Several morphological types of terminal arborizations of primary afferents in laminae I‐II of the rat spinal cord, as shown after HRP labeling and golgi impregnation

The morphology of the terminal arborizations in laminae I-II of primary afferent fibers was studied in sections stained by the heavy metal (nickel and cobalt) intensification of diaminobenzidine (DAB) after crushing one dorsal root with horseradish peroxidase (HRP) crystals, and with the mixed Golgi method which duplicated the staining provided by the first method. Besides the flame-shaped arbors located in deep lamina IIi as an extension of the arbors of lamina III, which were derived from 1.7-micron thick stem fibers (probably A alpha beta fibers), six types of terminal arbors, all rostrocaudally oriented, arising from fine stem fibers and having preferential locations, were disclosed. The lateral third of laminae I-II contained a longitudinal plexus of parallel 0.8-micron thick stem fibers (C fibers) with longitudinal side branches generating many boutons en passant. Laminae I and IIo, in their middle third, contained dichotomizing longitudinal fibers with elongated boutons, arising from 1-micron thick stem fibers (C or A delta), and, in the medial third, a dense plexus with terminal networks carrying large boutons, which arose from 1.3-micron thick stem fibers (A delta). Fibers ending in terminal bouquets and issuing from 1-micron thick stem fibers (C or A delta) occupied the dorsal part of middle and medial lamina IIi, while the intermediate part contained clusters (swarms) of ultrafine boutons arising from extremely fine fibers.
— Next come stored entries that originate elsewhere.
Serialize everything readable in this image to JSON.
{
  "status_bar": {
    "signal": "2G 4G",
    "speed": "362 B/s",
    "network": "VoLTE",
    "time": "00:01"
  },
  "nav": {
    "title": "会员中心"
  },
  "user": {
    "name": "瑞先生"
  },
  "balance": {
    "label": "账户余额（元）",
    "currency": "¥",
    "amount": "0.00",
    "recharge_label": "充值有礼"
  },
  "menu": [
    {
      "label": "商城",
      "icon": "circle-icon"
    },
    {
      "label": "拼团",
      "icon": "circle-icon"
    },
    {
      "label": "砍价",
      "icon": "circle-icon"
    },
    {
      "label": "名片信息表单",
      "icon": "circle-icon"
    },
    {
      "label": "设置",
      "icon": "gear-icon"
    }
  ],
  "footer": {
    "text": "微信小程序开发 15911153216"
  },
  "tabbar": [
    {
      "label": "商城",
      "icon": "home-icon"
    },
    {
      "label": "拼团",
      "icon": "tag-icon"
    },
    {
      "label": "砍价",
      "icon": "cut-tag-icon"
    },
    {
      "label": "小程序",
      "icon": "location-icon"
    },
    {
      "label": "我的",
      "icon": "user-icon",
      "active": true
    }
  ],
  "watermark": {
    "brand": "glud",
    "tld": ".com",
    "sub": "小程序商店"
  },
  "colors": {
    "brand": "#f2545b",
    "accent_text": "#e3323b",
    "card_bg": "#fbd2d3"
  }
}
The whole medial lamina IIi also contained fine undulating fibers arising from 0.3 micron-thick stem fibers (C fibers) with large boutons near their ends. The functional meaning of this multiplicity of morphological types and locations is still unclear. It may be clarified when single unit analysis of HRP-injected fine fibers is made possible, or immunocytochemical stainings disclose the neurotransmitters utilized by each fiber type.